Kitto, H. D. F. Tragédia Grega. Estudo Literário (I Volume). Trad. Dr. José Manuel Coutinho e Castro. 3ª ed. Coimbra: Editora Arménio Amado, 1972, p. 179-216. Capítulo IV - A arte dramática de Ésquilo.

Resumo: Apresenta as características básicas das obras e personagens de Ésquilo, construindo traços interpretativos de sua dramaturgia.

Resumo Analítico/Esquema:

  1. Comparando os três grandes dramaturgos, Ésquilo, Sófocles e Eurípides, com a “receita” sobre a criação de uma boa peça fornecida por Aristóteles: deve-se considerar com cautela as ‘inadequações’ das obras dos autores, inclusive por como foram considerados em sua própria época – grandes obras de grandes artistas.
    1. Dizer que toda grande arte é intertemporal é um equivoco e precisa de ressalvas. A ausência de determinadas informações e os preconceitos, por exemplo, podem levar o observador-crítico a conclusões impróprias.
    2. A diferença histórica entre as obras e os críticos é um fator muito ignorado, mas que já não se justifica mais. Já não se deve mais cair no erro de considerar a perspectiva e sua contemporaneidade como universais ao ler uma tragédia (seja Ésquilo ou Shakespeare).
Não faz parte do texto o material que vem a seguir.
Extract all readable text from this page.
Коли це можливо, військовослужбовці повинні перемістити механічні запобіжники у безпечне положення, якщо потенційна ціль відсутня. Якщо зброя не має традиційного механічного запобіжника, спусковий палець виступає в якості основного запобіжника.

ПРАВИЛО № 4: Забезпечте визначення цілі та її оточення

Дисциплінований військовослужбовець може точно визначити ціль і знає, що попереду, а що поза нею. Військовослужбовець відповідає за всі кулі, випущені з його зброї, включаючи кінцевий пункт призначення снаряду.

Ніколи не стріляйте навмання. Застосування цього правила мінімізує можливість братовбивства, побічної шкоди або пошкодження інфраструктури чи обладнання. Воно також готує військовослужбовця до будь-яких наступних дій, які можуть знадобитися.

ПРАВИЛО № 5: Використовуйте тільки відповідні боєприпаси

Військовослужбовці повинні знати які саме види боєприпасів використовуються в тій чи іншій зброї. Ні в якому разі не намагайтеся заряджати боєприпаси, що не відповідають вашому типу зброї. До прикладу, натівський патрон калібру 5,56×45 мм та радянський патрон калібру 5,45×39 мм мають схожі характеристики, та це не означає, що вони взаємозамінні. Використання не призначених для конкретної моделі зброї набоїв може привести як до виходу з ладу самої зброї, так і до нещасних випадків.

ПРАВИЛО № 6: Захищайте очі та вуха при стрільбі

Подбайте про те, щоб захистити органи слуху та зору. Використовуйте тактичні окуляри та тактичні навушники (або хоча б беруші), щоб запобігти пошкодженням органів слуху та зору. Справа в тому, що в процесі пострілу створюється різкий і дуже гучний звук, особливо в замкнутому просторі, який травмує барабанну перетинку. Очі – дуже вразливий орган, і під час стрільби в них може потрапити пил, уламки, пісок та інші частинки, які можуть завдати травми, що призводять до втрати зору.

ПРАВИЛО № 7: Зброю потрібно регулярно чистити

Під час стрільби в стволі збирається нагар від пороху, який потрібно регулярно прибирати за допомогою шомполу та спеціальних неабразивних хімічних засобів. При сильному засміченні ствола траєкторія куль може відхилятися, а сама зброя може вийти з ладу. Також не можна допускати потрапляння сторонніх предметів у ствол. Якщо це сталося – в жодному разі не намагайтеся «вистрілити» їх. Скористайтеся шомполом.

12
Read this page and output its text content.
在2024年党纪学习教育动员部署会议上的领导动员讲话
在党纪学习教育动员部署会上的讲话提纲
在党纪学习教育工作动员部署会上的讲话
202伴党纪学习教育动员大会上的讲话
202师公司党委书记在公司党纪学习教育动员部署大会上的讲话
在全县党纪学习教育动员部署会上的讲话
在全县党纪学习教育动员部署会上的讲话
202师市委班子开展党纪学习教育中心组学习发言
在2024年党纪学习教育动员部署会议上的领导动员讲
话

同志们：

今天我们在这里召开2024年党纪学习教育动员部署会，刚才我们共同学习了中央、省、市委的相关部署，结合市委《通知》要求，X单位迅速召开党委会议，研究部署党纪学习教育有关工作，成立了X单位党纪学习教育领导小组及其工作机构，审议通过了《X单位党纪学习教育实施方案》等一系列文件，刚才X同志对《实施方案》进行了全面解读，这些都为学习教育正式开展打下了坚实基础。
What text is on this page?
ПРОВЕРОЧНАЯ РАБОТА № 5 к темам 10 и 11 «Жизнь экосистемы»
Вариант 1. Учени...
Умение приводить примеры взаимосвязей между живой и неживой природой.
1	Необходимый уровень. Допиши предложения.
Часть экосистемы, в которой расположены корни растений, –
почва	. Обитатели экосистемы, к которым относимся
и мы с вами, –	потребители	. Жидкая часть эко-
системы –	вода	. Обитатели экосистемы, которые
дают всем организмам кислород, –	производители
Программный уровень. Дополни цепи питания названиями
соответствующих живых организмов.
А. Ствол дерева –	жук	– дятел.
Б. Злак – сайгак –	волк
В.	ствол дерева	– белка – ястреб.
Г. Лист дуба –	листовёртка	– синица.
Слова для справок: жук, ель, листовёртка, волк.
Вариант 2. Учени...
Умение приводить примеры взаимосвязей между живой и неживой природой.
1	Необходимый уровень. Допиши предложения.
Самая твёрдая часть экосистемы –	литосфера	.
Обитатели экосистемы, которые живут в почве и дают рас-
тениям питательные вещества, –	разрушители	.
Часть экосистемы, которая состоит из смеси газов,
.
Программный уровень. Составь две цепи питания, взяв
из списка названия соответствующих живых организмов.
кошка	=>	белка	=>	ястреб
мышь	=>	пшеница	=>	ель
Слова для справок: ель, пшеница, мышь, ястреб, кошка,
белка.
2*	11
O pano de fundo das obras tem seu próprio tempo e para entendê-las da melhor forma possível é essencial compreender os pressupostos e crenças de sua época. E isto é necessário para permitir um aprofundamento no entendimento da grandeza das tragédias, antes de tentar julgá-las somente nas medidas aristotélicas sem considerar circunstâncias históricas e culturais distintas.
    3. A caracterização da personagem em Ésquilo não é mais importante do que o que está acontecendo na peça. Sua tragédia deve ser vista como uma unidade e não como fragmentos de personagens não tão bem delineadas. Em outras palavras, a personagem é o que precisa ser para a peça, e não o contrário. “Não são as personagens que formam o enredo tanto em Ésquilo como em Sófocles” (p. 194).
    4. Orestes: as únicas fontes de informação sobre a imagem do herói não provém da delimitação de seu caráter e nem mesmo apenas da certeza de sua missão, mas do papel que lhe cabe na tragédia.
  2. Em suas tragédias Ésquilo serviu-se dos mitos e dos pressupostos compartilhados que continham para construir seus enredos. “Serviu-se” porque, diferente dos dramaturgos inferiores, Ésquilo reconstruiu suas fontes, remodelou-as, de forma a dar corpo a seu pensamento. Ele utilizou dos mitos na medida em que lhe servia para transmitir as mensagens de seu interesse, alterando e descartando o que não fosse necessário.
    1. Exemplo: a alteração da razão à ira de Artémis. No mito diz respeito apenas à conduta de Agamêmnon, que enfurece a deusa ao caçar e abater uma de suas corças quando a frota grega pousava em Áulis. Contudo, na tragédia escrita por Ésquilo, Artémis pede o sacrifício de Ifigênia na forma de uma punição pelos crimes que ainda serão cometidos por Agamêmnon e pelos gregos na Guerra de Tróia.
    2. Na Orestéia não é a configuração da história (especialmente a história da maldição) que deu a configuração da trilogia. Nesta perspectiva, Páris e Helena, Ifigênia e Cassandra, seriam elementos “extras” ou apenas necessários de se mencionar por força do mito – apêndices inconvenientes por força da lógica da história. Mas não é simplesmente a narrativa que interessa à Ésquilo. O enredo, principalmente em Agamêmnon, não é centrado nos acontecimentos, mas sim na construção de uma idéia, no caso a mensagem da Dike – dos atos criminosos e seus castigos conseqüentes.
    3. Ésquilo não se preocupa em delinear cada uma das personagens, mas sim de colocá-las onde são adequadas segundo a lógica de sua mensagem, e é a ela que quer a atenção do público. A Orestéia é um drama de deuses e homens, não de alguns indivíduos e suas relações complexas – por isso delineações maiores sobre os personagens seriam detalhes não necessários que desviariam o interesse e a atenção do que realmente se queria dizer.
    4. Pelo mesmo motivo Ésquilo mantém certa distância das personagens entre si, não dando tanta atenção às saudações e despedidas. O dramaturgo não acrescenta no enredo ações que não sejam relevantes para a construção de sua idéia.
  3. A natureza do drama de Ésquilo não é sobre narrativas históricas ou dramas individuais, mas sim de “verdades fundamentais do universo humano” (p. 203), tematizando homens e deuses. A representação dramática de Ésquilo é característica por tornar visíveis verdades e concepções básicas, exprime seus pensamentos e idéias na forma dramática por meio da representação. Ele utiliza todos os recursos que dispõe, seja enredo, ritmo, poesia, musica, dança ou figurino, tornando-os uma unidade para transmitir sua idéia.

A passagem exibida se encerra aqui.